Неудобно просить казенную лошадь для личных надобностей.
Слава побежал на базар. Там не могла не быть приезжих из Успенской волости. Они и были. Из Каланчи, из Критова, из Козловки.
За церковью шла небойкая торговля. Картофелем, холстом, коноплей, свининой. Торговали осторожно, как бы из-под полы, отвыкли уже от свободной торговли.
Слава вглядывался в незнакомые лица. Не может быть, чтобы его никто не знал. Вот бабенка, курносая и, похоже, злая, с узкими поджатыми губами, в ситцевом платке в белый горошек.
— Мотя!
— Узнали?
Мужики как-то обидели ее при дележе покоса, она нажаловалась Быстрову, и тот вместе со Славой заехал в Каланчу и восстановил справедливость.
— Ты скоро домой?
— Доторгую и поеду.
— Захватишь меня?
Расторговалась она не скоро, Слава терпеливо ждал, хотя внутри у него все кипело. Дотемна проехали только полдороги. Мотя боялась ехать в темноте, остановились у чьей-то избы, решили ночевать в телеге, однако холод загнал их в избу, на рассвете тронулись дальше.
Славе хотелось спросить Мотю, слышала ли она о смерти Ивана Фомича, его знали во всей округе, но так и не спросил.
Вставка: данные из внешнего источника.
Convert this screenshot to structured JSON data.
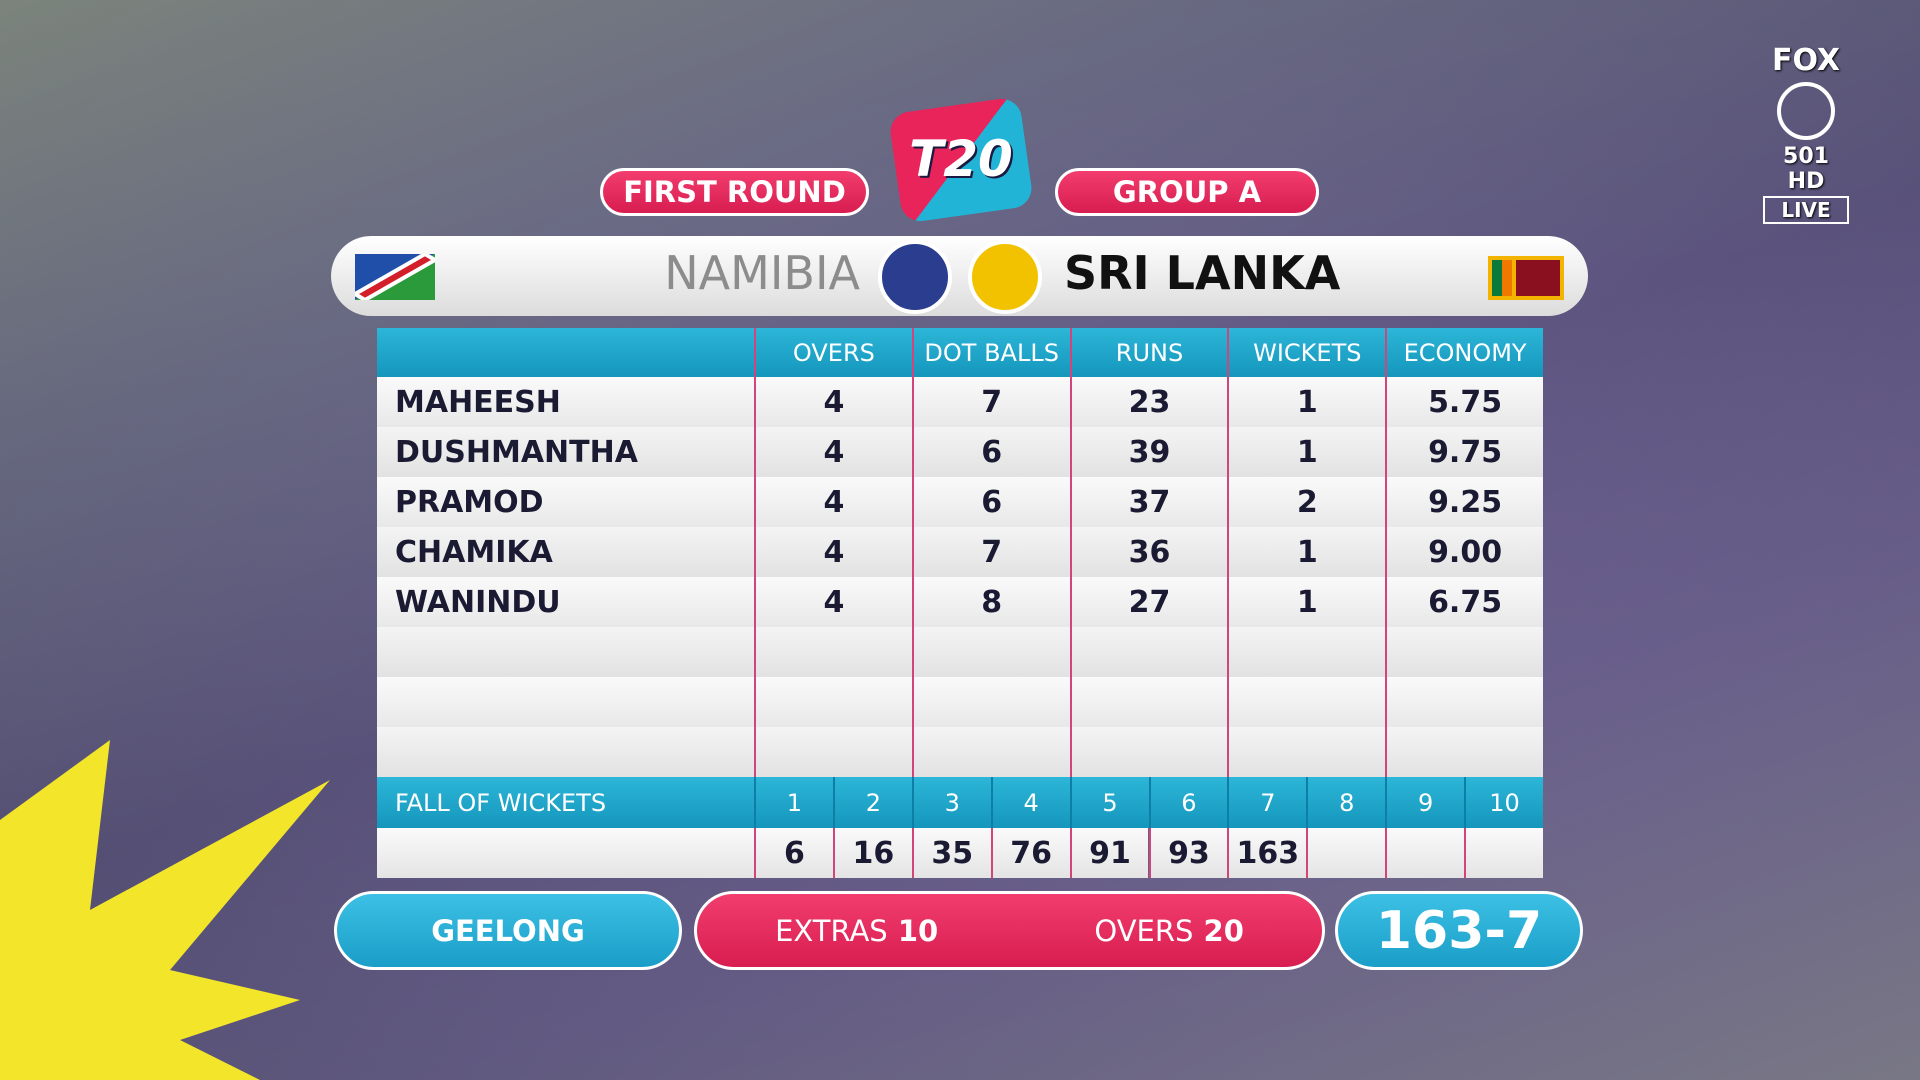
{
  "header": {
    "round": "FIRST ROUND",
    "group": "GROUP A",
    "logo": "T20"
  },
  "broadcaster": {
    "name": "FOX",
    "channel": "501 HD",
    "status": "LIVE"
  },
  "teams": {
    "home": "NAMIBIA",
    "away": "SRI LANKA"
  },
  "table": {
    "columns": [
      "OVERS",
      "DOT BALLS",
      "RUNS",
      "WICKETS",
      "ECONOMY"
    ],
    "rows": [
      [
        "MAHEESH",
        "4",
        "7",
        "23",
        "1",
        "5.75"
      ],
      [
        "DUSHMANTHA",
        "4",
        "6",
        "39",
        "1",
        "9.75"
      ],
      [
        "PRAMOD",
        "4",
        "6",
        "37",
        "2",
        "9.25"
      ],
      [
        "CHAMIKA",
        "4",
        "7",
        "36",
        "1",
        "9.00"
      ],
      [
        "WANINDU",
        "4",
        "8",
        "27",
        "1",
        "6.75"
      ]
    ]
  },
  "fall_of_wickets": {
    "label": "FALL OF WICKETS",
    "wickets": [
      "1",
      "2",
      "3",
      "4",
      "5",
      "6",
      "7",
      "8",
      "9",
      "10"
    ],
    "scores": [
      "6",
      "16",
      "35",
      "76",
      "91",
      "93",
      "163"
    ]
  },
  "footer": {
    "venue": "GEELONG",
    "extras_label": "EXTRAS",
    "extras": "10",
    "overs_label": "OVERS",
    "overs": "20",
    "score": "163-7"
  }
}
В Каланче Мотя остановилась перед своей избой, пригласила:
— Заходи, Миколаич, накормлю, пообедаешь.
Звала от чистого сердца, но Слава спешил, спрыгнул с телеги, зашагал пешком — до Успенского оставалась самая малость.
Только наедине с собой, посреди пустой проселочной дороги, он стал ощущать безмерность своей потери. Майское утро овевало и поля, и придорожные ветлы, и непросохшую от ночной сырости дорогу душистым влажным теплом. Парит, но не знойко, как в июле, а нежно, мягко, добро. Хорошо жить! А человека нет, нет большого, умного и доброго человека. Слава идет быстрее.